In a largely male-dominated sector, Michelle Gwatimba, 36, who runs this small farm 200 kms north of Zimbabwe's capital Harare, is not only blazing a trail for women but also provides a livelihood for those who survived violence.

As the sweltering morning sun beat down on them, about half a dozen young Zimbabwean women stacked green tobacco leaves into sheaves while another group, some with babies on their backs, loaded the harvested crop onto a tractor.

"We realized in the settlements around the farm, where we get most of our staff, there was a lot of gender-based violence," said farm owner Michelle Gwatimba, whose Tzoro Greenfields farm provides employment to over 80 families, most of them led by women.

Gwatimba, who went into farming after leaving a government job in Harare as an IT technician in 2019, told Reuters she found being one of few women in the tobacco industry "intimidating... but it is so rewarding".

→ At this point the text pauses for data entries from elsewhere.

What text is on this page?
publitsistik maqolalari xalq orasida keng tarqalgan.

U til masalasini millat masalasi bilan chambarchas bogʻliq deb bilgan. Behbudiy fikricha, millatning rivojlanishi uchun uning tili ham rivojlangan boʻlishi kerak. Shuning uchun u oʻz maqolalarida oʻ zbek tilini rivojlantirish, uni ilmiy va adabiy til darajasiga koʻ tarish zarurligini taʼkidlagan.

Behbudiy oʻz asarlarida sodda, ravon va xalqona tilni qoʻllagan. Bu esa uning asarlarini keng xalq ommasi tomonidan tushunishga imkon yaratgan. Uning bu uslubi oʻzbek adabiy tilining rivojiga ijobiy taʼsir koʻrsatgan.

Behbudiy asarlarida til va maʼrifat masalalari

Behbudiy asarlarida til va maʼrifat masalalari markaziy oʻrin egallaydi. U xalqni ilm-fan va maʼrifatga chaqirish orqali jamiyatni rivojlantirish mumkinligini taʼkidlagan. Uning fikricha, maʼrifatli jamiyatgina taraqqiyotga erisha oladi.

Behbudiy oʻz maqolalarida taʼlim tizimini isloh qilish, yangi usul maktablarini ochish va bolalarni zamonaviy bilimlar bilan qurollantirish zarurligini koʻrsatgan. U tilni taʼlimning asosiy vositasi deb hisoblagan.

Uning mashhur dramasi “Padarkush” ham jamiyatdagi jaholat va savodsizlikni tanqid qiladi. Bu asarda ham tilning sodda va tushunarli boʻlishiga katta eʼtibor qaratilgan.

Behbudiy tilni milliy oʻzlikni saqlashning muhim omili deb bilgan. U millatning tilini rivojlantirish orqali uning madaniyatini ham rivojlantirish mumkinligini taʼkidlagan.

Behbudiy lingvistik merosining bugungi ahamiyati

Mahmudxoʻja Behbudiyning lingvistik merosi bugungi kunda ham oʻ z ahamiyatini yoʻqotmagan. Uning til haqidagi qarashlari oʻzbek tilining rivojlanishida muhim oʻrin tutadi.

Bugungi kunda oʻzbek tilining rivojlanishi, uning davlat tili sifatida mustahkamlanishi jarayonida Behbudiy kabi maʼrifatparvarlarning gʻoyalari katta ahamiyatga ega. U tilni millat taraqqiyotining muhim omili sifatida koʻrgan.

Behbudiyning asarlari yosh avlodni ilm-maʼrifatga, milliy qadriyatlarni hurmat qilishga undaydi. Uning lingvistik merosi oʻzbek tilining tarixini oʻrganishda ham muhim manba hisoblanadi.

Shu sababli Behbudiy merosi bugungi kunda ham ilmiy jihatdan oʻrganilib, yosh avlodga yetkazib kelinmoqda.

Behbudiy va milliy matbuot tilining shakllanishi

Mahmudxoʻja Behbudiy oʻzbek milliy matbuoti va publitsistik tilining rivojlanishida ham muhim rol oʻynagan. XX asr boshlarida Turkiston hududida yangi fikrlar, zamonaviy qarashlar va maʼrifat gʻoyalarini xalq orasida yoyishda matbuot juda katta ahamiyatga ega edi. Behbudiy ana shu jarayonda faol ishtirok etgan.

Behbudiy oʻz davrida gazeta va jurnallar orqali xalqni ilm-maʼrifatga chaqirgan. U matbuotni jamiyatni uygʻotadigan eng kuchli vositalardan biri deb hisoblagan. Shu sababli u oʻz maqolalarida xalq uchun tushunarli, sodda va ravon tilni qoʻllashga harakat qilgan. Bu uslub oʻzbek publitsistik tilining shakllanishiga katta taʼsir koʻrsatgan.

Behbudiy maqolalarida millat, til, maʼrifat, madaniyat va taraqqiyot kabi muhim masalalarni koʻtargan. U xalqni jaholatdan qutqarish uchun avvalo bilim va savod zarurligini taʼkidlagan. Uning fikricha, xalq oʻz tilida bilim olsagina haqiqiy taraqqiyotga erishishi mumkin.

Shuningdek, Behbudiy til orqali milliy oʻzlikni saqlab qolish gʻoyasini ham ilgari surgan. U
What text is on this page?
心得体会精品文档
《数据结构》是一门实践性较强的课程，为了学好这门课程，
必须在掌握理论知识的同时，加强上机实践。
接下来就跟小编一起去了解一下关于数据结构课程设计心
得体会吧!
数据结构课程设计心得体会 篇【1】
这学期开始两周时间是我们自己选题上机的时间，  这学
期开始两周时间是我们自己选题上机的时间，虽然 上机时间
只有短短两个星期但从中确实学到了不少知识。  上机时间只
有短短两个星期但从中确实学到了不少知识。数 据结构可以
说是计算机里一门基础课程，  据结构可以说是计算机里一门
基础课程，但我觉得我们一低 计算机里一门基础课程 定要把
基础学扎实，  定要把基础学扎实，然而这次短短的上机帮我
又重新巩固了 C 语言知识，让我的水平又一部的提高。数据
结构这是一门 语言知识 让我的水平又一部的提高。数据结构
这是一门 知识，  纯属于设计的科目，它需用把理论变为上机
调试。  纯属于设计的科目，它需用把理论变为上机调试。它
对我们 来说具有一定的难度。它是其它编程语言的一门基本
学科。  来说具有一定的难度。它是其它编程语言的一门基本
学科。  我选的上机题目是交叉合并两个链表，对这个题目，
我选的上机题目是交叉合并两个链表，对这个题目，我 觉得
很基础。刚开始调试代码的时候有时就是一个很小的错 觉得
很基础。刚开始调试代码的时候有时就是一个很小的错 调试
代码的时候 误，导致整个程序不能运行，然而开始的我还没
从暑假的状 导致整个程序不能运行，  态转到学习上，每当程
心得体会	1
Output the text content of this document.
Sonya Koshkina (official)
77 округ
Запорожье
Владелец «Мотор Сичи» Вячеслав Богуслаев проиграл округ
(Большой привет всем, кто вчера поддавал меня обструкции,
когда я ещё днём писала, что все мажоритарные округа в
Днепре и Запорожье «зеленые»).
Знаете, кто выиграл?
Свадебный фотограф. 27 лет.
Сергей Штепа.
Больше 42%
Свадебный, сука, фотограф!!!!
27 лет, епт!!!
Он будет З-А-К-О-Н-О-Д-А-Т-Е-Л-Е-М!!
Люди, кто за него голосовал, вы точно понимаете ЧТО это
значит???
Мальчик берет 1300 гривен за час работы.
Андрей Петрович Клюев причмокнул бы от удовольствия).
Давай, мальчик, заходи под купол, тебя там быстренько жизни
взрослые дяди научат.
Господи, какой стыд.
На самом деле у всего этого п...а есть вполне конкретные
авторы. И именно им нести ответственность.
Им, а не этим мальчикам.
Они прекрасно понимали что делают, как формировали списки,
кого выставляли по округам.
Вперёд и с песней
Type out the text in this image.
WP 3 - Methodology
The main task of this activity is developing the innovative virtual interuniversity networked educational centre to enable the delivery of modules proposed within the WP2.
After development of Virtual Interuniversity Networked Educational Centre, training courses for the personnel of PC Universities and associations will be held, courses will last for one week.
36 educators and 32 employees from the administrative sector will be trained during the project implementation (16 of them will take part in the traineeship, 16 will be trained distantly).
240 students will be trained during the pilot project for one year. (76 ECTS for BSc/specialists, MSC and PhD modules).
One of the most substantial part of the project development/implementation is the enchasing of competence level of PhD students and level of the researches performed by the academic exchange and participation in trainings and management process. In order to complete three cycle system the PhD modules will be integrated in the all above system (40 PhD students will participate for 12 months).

More than two decades since the chaotic land reform program that dispossessed thousands of White commercial farmers, Zimbabwe is witnessing a new wave of young Black farmers taking up tobacco farming, one of its biggest cash crop.

It constituted about 12% of the southern African country's total exports in January, according to official figures.

Gwatimba, who lost 30% of her tobacco crop to hailstorms in recent weeks, said she was determined to make a success of commercial tobacco farming.

Having started farming on her late father's 60- hectare farm in Mashonaland Central - one of Zimbabwe's most fertile regions - she has also ventured into cultivating soya beans and cattle rearing.

She spoke ahead of International Women's Day being marked on Wednesday around the world with rallies and demonstrations where many women activists are calling for equal rights and better wages.

Gwatimba's farm may well have a profitable 2023.

Zimbabwe's tobacco production is expected to rise 8.5% year-on-year to 230 million kg in 2023 following good rains and as more farmers planted the crop, the industry regulator said on Wednesday.

"It looks like we are going to have a good crop. We are expecting 230 million kg," Tobacco Industry Marketing Board (TIMB) Chairman Patrick Devenish said at the opening of the 2023 marketing season.